A US clinical trial has found that non-opioid pain medicines are just as good as opioids in chronic back, hip or knee pain
The small, year-long study, which focused on 240 veterans with chronic back pain or hip or knee osteoarthritis, aimed to compare opioid versus non-opioid medications on pain-related function, pain intensity and adverse effects.
The patients were randomised and both interventions – opioid and non-opioid medications – followed a treat-to-target strategy aiming for improved pain and function.
“Each intervention had its own prescribing strategy that included multiple medication options in 3 steps. In the opioid group, the first step was immediate-release morphine, oxycodone, or hydrocodone/acetaminophen,” the authors write.
“For the nonopioid group, the first step was acetaminophen (paracetamol) or a nonsteroidal anti-inflammatory drug. Medications were changed, added, or adjusted within the assigned treatment group according to individual patient response.”
The primary outcome was pain-related function (Brief Pain Inventory interference scale) over 12 months, while the main secondary outcome was pain intensity (BPI severity scale).
For both BPI scales, a one-point improvement was clinically important. The scales ranged from 0-10 and higher scores meant worse function or pain intensity.
Among 240 randomised patients (mean age, 58.3 years; women, 32 [13.0%]), 234 completed the trial.
The groups did not significantly differ on pain-related function over 12 months (overall P = .58); mean 12-month BPI interference was 3.4 for the opioid group and 3.3 for the nonopioid group (difference, 0.1 [95%CI, −0.5 to 0.7]).
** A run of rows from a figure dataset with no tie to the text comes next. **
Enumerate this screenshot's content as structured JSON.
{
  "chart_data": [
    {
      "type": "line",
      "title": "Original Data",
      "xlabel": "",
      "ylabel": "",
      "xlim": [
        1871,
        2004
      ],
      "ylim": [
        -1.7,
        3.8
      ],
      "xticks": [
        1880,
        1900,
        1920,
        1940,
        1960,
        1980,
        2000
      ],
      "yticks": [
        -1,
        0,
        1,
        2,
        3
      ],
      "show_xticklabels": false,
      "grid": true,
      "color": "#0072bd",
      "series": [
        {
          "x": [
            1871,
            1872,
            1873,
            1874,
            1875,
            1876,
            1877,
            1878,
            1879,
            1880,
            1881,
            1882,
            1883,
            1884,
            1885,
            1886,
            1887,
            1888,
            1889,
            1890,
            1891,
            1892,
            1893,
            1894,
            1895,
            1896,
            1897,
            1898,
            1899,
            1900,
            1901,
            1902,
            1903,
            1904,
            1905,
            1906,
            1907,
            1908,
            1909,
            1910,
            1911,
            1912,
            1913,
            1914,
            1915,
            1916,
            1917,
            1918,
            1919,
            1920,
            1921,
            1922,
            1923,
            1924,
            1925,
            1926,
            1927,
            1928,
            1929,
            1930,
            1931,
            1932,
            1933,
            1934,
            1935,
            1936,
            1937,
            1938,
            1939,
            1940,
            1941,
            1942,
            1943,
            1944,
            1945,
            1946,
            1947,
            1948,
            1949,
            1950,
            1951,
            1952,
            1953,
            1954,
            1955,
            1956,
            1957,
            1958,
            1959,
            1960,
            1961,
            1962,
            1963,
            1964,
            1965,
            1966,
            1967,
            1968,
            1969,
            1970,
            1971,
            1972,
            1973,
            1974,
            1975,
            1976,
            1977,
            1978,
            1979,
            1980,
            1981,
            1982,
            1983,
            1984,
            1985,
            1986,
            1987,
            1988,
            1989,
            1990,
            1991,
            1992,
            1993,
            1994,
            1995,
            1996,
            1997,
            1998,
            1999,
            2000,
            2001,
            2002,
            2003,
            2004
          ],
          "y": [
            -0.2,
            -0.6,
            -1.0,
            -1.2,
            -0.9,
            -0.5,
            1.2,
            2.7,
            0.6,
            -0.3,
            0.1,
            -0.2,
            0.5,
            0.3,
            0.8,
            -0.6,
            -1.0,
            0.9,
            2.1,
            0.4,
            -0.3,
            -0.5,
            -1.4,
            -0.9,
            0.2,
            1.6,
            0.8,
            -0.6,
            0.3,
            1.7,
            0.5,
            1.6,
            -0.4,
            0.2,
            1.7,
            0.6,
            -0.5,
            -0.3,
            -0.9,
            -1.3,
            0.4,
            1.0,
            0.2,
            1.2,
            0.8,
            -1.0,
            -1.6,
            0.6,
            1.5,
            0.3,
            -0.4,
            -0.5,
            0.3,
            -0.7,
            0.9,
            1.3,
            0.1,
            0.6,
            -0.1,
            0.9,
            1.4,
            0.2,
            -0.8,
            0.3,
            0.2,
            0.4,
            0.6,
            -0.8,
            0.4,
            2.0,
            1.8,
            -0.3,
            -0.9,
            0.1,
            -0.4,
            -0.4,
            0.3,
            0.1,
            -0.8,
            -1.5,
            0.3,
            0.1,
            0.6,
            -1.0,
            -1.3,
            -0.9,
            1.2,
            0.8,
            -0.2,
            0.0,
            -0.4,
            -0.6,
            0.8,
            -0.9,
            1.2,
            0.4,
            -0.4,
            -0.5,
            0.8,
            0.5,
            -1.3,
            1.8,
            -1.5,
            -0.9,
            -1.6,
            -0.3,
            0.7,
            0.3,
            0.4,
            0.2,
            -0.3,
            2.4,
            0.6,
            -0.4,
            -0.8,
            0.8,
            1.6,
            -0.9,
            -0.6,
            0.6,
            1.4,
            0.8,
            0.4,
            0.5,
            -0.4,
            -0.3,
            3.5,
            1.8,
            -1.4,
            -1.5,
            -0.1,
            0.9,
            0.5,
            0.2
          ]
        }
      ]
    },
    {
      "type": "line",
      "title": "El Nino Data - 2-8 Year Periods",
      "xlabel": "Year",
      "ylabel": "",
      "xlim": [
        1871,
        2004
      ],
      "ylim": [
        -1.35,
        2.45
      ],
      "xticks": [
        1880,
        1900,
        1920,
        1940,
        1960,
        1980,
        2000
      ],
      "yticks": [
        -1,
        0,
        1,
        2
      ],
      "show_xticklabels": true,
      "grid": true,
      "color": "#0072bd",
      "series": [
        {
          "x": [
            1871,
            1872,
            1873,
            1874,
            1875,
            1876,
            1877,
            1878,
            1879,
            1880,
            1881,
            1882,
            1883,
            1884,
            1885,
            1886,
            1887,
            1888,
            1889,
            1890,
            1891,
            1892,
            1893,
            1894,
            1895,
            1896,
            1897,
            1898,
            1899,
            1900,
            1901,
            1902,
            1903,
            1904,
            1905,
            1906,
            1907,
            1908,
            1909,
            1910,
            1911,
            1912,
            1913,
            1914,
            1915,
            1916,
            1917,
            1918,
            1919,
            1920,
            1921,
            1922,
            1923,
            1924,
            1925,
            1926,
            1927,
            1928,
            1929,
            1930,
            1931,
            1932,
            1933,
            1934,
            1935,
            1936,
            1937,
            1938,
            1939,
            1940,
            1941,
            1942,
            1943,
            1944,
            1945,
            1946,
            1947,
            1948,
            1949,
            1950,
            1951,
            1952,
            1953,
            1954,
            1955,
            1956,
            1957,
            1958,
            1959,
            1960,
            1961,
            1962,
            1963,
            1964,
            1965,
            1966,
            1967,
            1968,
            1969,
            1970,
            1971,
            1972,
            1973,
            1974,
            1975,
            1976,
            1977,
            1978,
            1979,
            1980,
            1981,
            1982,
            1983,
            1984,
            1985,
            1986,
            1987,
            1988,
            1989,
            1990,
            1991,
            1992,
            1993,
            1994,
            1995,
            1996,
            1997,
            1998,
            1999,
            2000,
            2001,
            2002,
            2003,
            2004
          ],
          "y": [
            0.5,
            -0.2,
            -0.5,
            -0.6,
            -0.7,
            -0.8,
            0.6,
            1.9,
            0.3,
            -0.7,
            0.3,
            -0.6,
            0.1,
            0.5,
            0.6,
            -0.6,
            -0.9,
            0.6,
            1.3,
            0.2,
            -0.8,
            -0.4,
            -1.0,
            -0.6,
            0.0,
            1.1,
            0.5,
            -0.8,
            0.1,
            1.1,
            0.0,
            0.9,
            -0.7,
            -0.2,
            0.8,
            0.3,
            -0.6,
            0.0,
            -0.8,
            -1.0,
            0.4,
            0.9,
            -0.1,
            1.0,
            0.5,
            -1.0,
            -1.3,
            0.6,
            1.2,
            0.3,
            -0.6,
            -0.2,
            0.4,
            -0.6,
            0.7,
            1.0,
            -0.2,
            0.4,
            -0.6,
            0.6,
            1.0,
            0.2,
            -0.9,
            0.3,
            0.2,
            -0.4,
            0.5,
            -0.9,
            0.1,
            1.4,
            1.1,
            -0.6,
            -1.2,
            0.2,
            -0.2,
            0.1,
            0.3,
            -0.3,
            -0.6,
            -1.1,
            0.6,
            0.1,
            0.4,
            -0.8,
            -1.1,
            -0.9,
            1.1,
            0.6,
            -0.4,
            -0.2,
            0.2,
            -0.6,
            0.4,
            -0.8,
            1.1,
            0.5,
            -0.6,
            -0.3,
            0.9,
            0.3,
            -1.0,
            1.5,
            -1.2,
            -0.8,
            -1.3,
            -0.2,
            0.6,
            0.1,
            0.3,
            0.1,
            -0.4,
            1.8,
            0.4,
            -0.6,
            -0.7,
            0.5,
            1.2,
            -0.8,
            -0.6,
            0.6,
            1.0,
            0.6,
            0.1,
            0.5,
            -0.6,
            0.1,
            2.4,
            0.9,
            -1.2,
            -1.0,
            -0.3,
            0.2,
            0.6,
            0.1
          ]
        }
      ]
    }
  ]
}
Pain intensity was significantly better in the nonopioid group over 12 months (overall P = .03); mean 12-month BPI severity was 4.0 for the opioid group and 3.5 for the nonopioid group (difference, 0.5 [95%CI, 0.0 to 1.0]).
Adverse medication-related symptoms were significantly more common in the opioid group over 12 months (overall P = .03); mean medication-related symptoms at 12 months were 1.8 in the opioid group and 0.9 in the nonopioid group (difference, 0.9 [95%CI, 0.3 to 1.5]).
The authors write that overall, opioids did not demonstrate any advantage over non-opioid medications that could potentially outweigh the risk of harms.
“Among the secondary outcomes, only anxiety symptoms were statistically better in the opioid group,” they write.
“This finding is consistent with the role of the endogenous opioid system in stress and emotional suffering. The importance of this finding is uncertain because the magnitude of the difference in anxiety was small and the overall level of anxiety was low (9% of patients had moderate severity anxiety symptoms at baseline).
“Results do not support initiation of opioid therapy for moderate to severe chronic back pain or hip or knee osteoarthritis pain,” they write.